Ses doigts effleurent la cigarette électronique qu'elle a posée sur son ventre - et qu'elle ne lâche jamais. « Si on nous avait dit il y a cinq ans : "Le Rassemblement national pourrait être à 30 %", on ne l'aurait pas cru. Si on nous avait dit il y a trois ans : "L'Amérique peut proscrire l'avortement dans 14 États, je ne l'aurais jamais cru non plus." Il y a d'autres moyens que l'interdiction brute. Regardez ce qui s'est passé en Italie : on a mis des contraintes incroyables à l'avortement. Il y a un danger pour les femmes. J'ai voulu faire ce livre très vite parce que c'est maintenant qu'il faut faire quelque chose. » Cette « alerte » - tel était le titre de travail - s'intitulera finalement : Messieurs, encore un effort... Son auteure se désole que personne n'ait relevé qu'il s'agissait d'une parodie du titre de Sade Français, encore un effort si vous voulez être républicains. Elle lève vers le ciel - en l'occurrence le Velux - des yeux bleus assombris par la médiocrité de l'époque. « Aujourd'hui personne ne comprend... Bon... Les gens savent à peine qui est Sade... Quand on arrive chez les trentenaires, plus personne ne sait rien, alors... » Et de décoder le pastiche: « Chez Sade, c'est : "Et vous serez républicains!" Et moi, c'est: "Et vous serez égalitaires !" »
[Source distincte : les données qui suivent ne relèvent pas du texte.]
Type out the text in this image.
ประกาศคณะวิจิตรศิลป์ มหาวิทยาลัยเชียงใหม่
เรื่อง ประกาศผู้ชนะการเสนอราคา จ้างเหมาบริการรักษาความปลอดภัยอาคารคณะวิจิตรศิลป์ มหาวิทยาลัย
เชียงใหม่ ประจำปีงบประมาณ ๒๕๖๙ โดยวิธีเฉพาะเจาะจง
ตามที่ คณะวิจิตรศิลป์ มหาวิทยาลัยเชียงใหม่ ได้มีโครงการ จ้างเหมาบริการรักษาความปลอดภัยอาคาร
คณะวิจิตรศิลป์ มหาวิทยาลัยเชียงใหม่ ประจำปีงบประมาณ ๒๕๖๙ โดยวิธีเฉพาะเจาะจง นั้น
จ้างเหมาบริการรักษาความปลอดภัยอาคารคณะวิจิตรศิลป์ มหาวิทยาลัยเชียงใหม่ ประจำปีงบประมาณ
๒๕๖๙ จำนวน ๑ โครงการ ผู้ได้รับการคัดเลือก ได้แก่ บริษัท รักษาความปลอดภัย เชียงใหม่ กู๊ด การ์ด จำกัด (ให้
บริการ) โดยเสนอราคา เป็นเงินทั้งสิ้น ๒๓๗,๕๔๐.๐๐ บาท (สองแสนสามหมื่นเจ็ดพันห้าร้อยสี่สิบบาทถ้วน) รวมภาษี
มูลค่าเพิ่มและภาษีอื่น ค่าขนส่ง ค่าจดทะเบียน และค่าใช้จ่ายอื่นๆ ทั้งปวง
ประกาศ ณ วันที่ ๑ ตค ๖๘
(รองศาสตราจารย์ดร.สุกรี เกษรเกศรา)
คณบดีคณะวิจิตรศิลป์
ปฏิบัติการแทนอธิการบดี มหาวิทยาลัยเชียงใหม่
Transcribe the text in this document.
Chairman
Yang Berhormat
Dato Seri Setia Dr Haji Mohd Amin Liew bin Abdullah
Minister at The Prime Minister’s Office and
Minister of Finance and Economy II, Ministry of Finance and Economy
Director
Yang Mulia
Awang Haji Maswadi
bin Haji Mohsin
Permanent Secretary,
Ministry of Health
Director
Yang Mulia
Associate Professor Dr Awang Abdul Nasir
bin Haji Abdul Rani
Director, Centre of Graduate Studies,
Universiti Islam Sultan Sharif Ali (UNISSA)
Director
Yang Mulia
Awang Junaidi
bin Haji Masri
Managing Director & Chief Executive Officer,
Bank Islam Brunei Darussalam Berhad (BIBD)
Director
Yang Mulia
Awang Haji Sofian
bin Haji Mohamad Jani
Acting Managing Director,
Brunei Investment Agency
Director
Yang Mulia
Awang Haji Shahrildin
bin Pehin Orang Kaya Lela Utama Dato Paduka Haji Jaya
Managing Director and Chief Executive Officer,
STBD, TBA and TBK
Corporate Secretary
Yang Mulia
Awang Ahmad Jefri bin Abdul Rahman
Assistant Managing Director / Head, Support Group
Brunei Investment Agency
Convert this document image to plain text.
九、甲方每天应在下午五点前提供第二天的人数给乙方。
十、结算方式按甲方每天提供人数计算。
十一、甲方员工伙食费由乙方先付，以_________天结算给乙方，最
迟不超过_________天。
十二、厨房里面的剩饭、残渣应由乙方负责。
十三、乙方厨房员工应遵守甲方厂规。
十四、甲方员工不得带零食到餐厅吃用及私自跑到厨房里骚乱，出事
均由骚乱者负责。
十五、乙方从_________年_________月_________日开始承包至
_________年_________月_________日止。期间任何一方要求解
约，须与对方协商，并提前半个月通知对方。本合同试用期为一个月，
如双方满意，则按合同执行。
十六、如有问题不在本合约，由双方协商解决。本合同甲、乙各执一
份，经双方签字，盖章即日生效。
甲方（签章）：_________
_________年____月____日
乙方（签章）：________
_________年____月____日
 « Que pensez-vous de Raphaël Glucksmann? »

Elle est en effet convaincue qu'il n'existe qu'un remède: en finir avec la persistante inégalité des sexes au sein de la famille. « C'est aussi en tant que féministe que je m'inquiète: si la condition maternelle n'est plus si enviable, c'est que le combat pour l'égalité des sexes n'est pas achevé », écrit-elle. C'est donc pour que la révolution féministe puisse être achevée que ces «messieurs » doivent faire « encore un effort ». Est-ce sa façon à elle de donner quelques petits coups de pied aux hommes ? Elle rit. « Des stimulations amicales mais fermes ! Dans ce texte, je ne m'adresse pas à eux ainsi qu'il est de bon ton de le faire aujourd'hui: comme s'ils étaient sur le banc des accusés. Ce que je leur demande, c'est une prise de conscience. » À la fin du livre, on peut lire: « Une politique nataliste ne doit plus seulement s'adresser aux femmes, mais d'abord aux hommes. » Attend-elle des politiques que désormais ils s'adressent aux hommes sur ce sujet ? « Oui ! Lorsqu'on parle de dénatalité, on veut convaincre les femmes ! On ne parle pas des hommes, c'est extraordinaire. Il faut mettre sur la table le sujet de l'inégalité des sexes. Je ne suis pas idéaliste au point de penser que si les hommes partagent vraiment avec les femmes ces charges quotidiennes, usantes, cela va créer une surnatalité. Pas du tout ! Il s'agit seulement de freiner la chute. J'ai bien conscience que parler de natalité va choquer. Pour beaucoup de gens, le natalisme, c'est de droite... » Elle soupire. Est-ce à dire que l'on est contraint, aujourd'hui, d'intérioriser les accusations de ses ennemis ?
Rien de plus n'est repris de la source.